Mietrecht, Wohnungseigentum


Beantwortet von


in unter 2 Stunden

• 14.03.
Fristlose/hilfsweise fristgerechte Kündigung zum nächstmöglichen Termin,
Aufforderung zur unverzüglichen Räumung und Herausgabe sowie zur Zahlung
(Mietrückstand: 2 Monatsmieten = 1440,00€)
durch Anwaltskanzlei im Auftrag (mit Vollmacht) der Mietgenossenschaft.

• daraufhin sofortige Zahlung der gesamten offenen Rückstände (Zahlungseingang: 16.03.)
Auf Nachfrage bei der Genossenschaft wurde bestätigt, dass somit die Angelegenheit erledigt wäre, das Mietverhältnis wieder auflebt und nichts weiter zu tun sei, als auf Bestätigung des Gerichts darüber zu warten.

• 24.03.
Vom Amtsgericht:

- KLAGESCHRIFT
wegen Räumung & Forderung

Anspruch:
- Räumung der Mietsache
- Ausgleich der Rückstände (1440,00€)
- Nutzungsentschädigung bis Räumungstag
- Zahlung außergerichtl. Anwaltsgebühren
- Zahlung der Prozesskosten
- Antrag auf Versäumnisurteil

Streitwert:
- für Räumungsklage:
12 x 536,00€ (Kaltmiete + Kabel) = 6.433,00€
- für Nutzungsentschädigung:
12 x 720,00€ (Bruttomiete + Kabel) = 8.640,00€
- gesamt = 16.512,00€

Gerichtskostenvorschuss:
gemäß elektronischer Gerichtskostenmarke: 1.059,00€

Rechtsanwaltskosten:
Forderung (1440,00€) + Räumungsstreitwert (6.432,00€) = Streitwert (7.872,00€):
800,39€

- VERFÜGUNG
Durchführung eines schriftl. Vorverfahrens

• daraufhin keine weitere Handlung, da davon ausgegangen wurde (nach Telefonat mit Anwaltskanzlei und erneut Genossenschaft) es würde ein "Urteil" zugunsten des Beklagten folgen. Demnach wäre die Räumungsklage abgewendet/nichtig und auch die Forderung aus den Mietrückständen war am Tag des Eingangs der Klage beim Amtsgericht (16.03.) bereits beglichen.

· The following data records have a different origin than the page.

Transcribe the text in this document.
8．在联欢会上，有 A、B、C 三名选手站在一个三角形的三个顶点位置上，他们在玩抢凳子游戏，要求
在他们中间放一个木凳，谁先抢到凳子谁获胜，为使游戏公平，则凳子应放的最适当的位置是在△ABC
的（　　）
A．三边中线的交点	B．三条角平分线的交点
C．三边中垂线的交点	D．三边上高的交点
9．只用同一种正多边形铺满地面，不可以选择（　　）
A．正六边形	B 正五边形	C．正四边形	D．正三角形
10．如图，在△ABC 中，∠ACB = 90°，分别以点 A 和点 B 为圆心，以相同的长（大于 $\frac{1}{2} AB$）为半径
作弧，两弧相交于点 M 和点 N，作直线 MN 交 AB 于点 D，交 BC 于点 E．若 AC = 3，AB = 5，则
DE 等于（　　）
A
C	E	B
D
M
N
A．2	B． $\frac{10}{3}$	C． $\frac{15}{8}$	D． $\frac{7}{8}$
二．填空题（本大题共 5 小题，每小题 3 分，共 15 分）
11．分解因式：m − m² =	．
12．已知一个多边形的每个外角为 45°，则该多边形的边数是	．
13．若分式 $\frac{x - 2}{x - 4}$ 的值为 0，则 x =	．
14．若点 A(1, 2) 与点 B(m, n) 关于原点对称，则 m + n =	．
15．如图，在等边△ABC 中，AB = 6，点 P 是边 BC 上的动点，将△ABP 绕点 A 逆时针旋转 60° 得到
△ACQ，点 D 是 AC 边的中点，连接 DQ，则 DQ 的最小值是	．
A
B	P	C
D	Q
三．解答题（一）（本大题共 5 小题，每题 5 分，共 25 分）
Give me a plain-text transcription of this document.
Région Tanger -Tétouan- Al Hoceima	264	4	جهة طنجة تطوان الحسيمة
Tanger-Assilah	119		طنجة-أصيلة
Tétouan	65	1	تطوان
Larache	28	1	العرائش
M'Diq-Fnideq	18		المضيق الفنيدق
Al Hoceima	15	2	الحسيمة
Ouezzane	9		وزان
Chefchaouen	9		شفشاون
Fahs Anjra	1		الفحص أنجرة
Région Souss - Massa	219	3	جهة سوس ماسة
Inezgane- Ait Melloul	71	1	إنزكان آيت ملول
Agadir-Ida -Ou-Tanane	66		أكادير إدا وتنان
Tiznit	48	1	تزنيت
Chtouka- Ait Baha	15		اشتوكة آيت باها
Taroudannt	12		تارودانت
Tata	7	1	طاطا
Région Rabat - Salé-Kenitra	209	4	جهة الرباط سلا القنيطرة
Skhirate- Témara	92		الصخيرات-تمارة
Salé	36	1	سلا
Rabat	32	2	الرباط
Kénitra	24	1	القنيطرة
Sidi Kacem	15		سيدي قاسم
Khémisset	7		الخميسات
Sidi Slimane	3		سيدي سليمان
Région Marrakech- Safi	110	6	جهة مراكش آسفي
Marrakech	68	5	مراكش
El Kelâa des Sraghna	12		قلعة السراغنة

• .19.04. (förmliche Zustellung am 29.04.)

VERSÄUMNISURTEIL
- Zahlung der Rechtsanwaltskosten
- Prozesskosten
- vorläufig vollstreckbar

BESCHLUSS
- Streitwert bis 24.03.2022: 16.512,00€
- danach: 1.000

RECHTSBEHELFE
- Einspruch gegen Urteil: 2 Wochen
- Beschwerde wegen Streitwert: 6 Monate
- schriftlich ans Amtsgericht (Post, Fax)
- auch als elektronisches Dokument möglich (nicht per E-Mail!), siehe www.ejustice-bw.de

• 03.05.
Kostenfestsetzungsantrag der Anwaltskanzlei vom 30.04. (Übermittlung durch Amtsgericht)

KOSTENRECHNUNG

+ Verfahrensgebühr (aus 16512,00€): 1001,00€
+ Terminsgebühr bei Versäumnisurteil (aus 1000,00€): 44,00€
+ Pauschale für Auslagen: 20,00€

= 1065,00€

+ Umsatzsteuer: 202,35€
- hälftige vorgerichtl. Gebühr: 388,30€
+ verauslagte Gerichtskosten: 1059,00€

= 1938,05€

• Anruf bei Sozial-und Jugendbehörde, sowie Amtsgericht führten zu nichts. Rechtshilfe bieten die wohl nicht an. Wo dann fragen? Ist es möglich eine Verteidigung gestellt zu bekommen, was kostet der Anwalt? Finanzielle Mittel fehlen.. keine Infos zu Angeboten der Gerichtshilfe o.ä.

Wichtigste Frage:
Einspruch ja oder nein? Zumindest Beschwerde wegen Streitwert?! Da dieser definitiv zu hoch.
Die Räumungsklage wurde, laut Angaben (bei Nachfrage am Telefon) des Amtsgericht vom Kläger zurückgezogen. Wann genau, oder das überhaupt wurde nie mitgeteilt?!
Warum steht hierzu denn auch nichts im Urteil? Schliesslich war eine Forderungen doch der Auszug. Muss nicht irgendwo stehen, dass keine Nutzungsentschädigung gezahlt werden muss usw.? Wieso wird der Streitwert nicht dementsprechend angepasst, damit der Räumungswert nichtmehr enthalten ist? Kommt es zu einer Neuberechnung, wenn Beschwerde deswegen erhoben wird?

15.05.2022 | 00:06

Antwort

von


(428)
Freiheitsweg 23
13407 Berlin
Tel: 03080571275
Web: http://www.ra-bernhard-mueller.de/
E-Mail:

Sehr geehrter Fragesteller,

Ihre Anfrage möchte ich Ihnen auf Grundlage der angegebenen Informationen verbindlich wie folgt beantworten:

Bei einer förmlichen Zustellung des Versäumnisurteils am 29.04. ist die Einspruchsfrist gestern abgelaufen. Macht also keinen Sinn, gegen das Urteil Einspruch einzulegen.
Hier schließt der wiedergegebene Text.